Now, Geeks tend to Follow the Rules rather closely. That’s because if we fail to follow rules when coding HTML or installing a DVD drive, Bad Things Happen. This is usually followed shortly thereafter by the dreaded Blue Screen of Death. The BSOD is the computer’s way of giving us ‘the bird’. We Geeks are a little sensitive about that kind of thing, so we try to prevent it as much as possible by following rules and instructions carefully.

It also drives us nuts when others do not follow the rules, especially in a school zone. I mean, we’re supposed to be examples on rule-keeping for the kids, not rule-breaking, unless you’re going for the goal of having your child live in prison from age 18 to whenever the warden’s tired of seeing his face. It’s bad enough that kids test our brake-stomping reflex by running across the street from between parked SUVs that block any view of tell-tale kid movement. It’s a zillion times worse when a parent does the same thing, because you expect parents to behave like, well, adults.

We were running a little late this morning, and apparently the planets were all aligned in some kind of weird conjunction. This, of course, made the Zone of Parental Illiteracy particularly strong. I had to drive around a car parked without its owner in the zone marked “No Parking: Pick up and Drop Off Only.” The owner could have parked just 50 feet back instead of taking up one of the spots closest to the school. I’ll be generous and think that maybe this parent had to drop off two dozen brownies and had a sprained ankle that forced her to park there rather than an illiterate brain. It worked out all right anyway, because I ended up in the very front drop-off spot, which all mini-van moms know is The Prime Spot. As I pulled out of the Prime Spot, another mom passed me. She, apparently under the influence of a particularly strong dose of the Parental Illiteracy Zone, abruptly stopped in the “No Stopping” Zone. I’m not entirely sure what part of “No Stopping” is unclear, but it was.
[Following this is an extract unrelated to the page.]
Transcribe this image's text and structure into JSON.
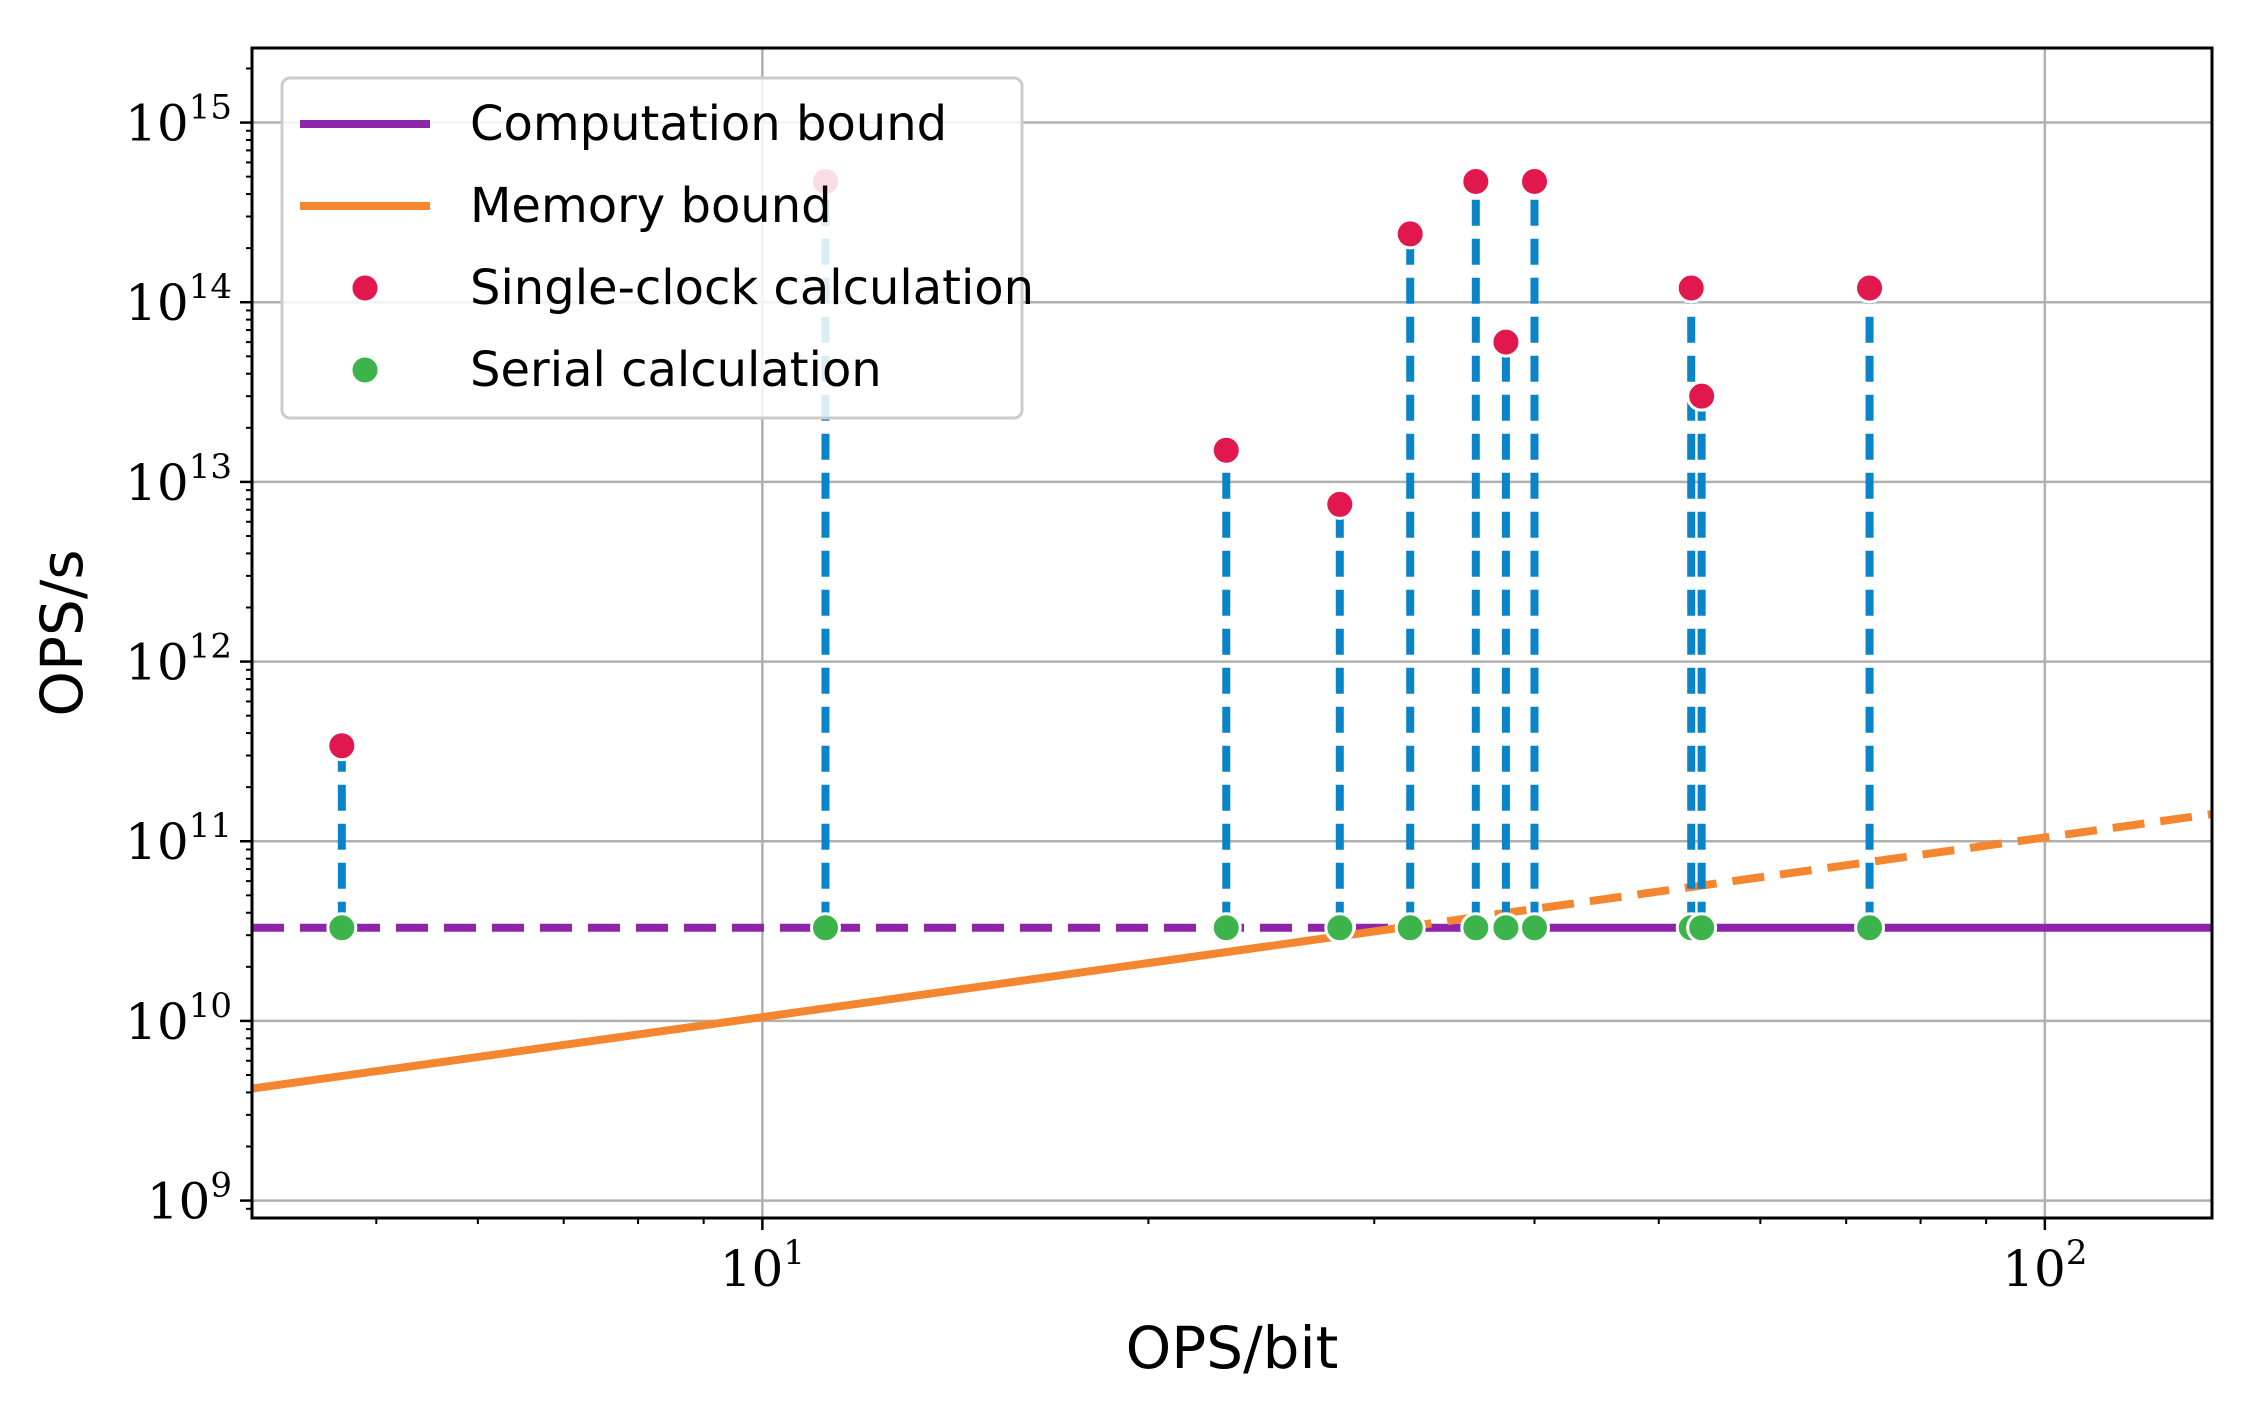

Anyway, she screeched to a halt and threw open her doors so quickly that I had to swerve to avoid making her a permanent addition to the front of my van. I’ve got lots of bugs decorating the front grille. I don’t need people parts cluttering it up. Fortunately, I was able to avoid her and the oncoming van that had the foresight to anticipate my swerve by swerving out of my way. It was rather coordinated-looking, actually. If minivans could do the Macarena, that’s probably what it would have looked like.

Maybe we need talking signs for the Parental Illiteracy Zones. It could say something like “Hey, you!! Yes, you, stopping in the ‘No Stopping’ zone. What, can’t you read? If they wanted to make you the exception, they would have put your name on the damn sign!! Now get your minivan out of there before I call the cops!” That certainly would get a parent’s attention.

The worst thing is that if this mom had waited like .3 seconds, she could have had the Prime Spot. Not only is this spot closest to the school, it also is a zillion times safer because the kids then don’t have to run between parked cars and across a driveway busy with school buses. Apparently the Zone of Parental Illiteracy shared space with the Zone of Parental Stupidity today.

What I find curious is that the Zone of Parental Illiteracy appears to evaporate when a police officer drives around the school. Suddenly, everyone knows how to read. No one double parks, and no one parks in the ‘No Parking’ sections. The ‘No Stopping’ zones are blissfully free of stopped cars. Maybe the cops could just leave a squad car or two parked around the school block to keep the Zone of Parental Illiteracy at bay. That is, as long as they don’t park in the Prime Spot.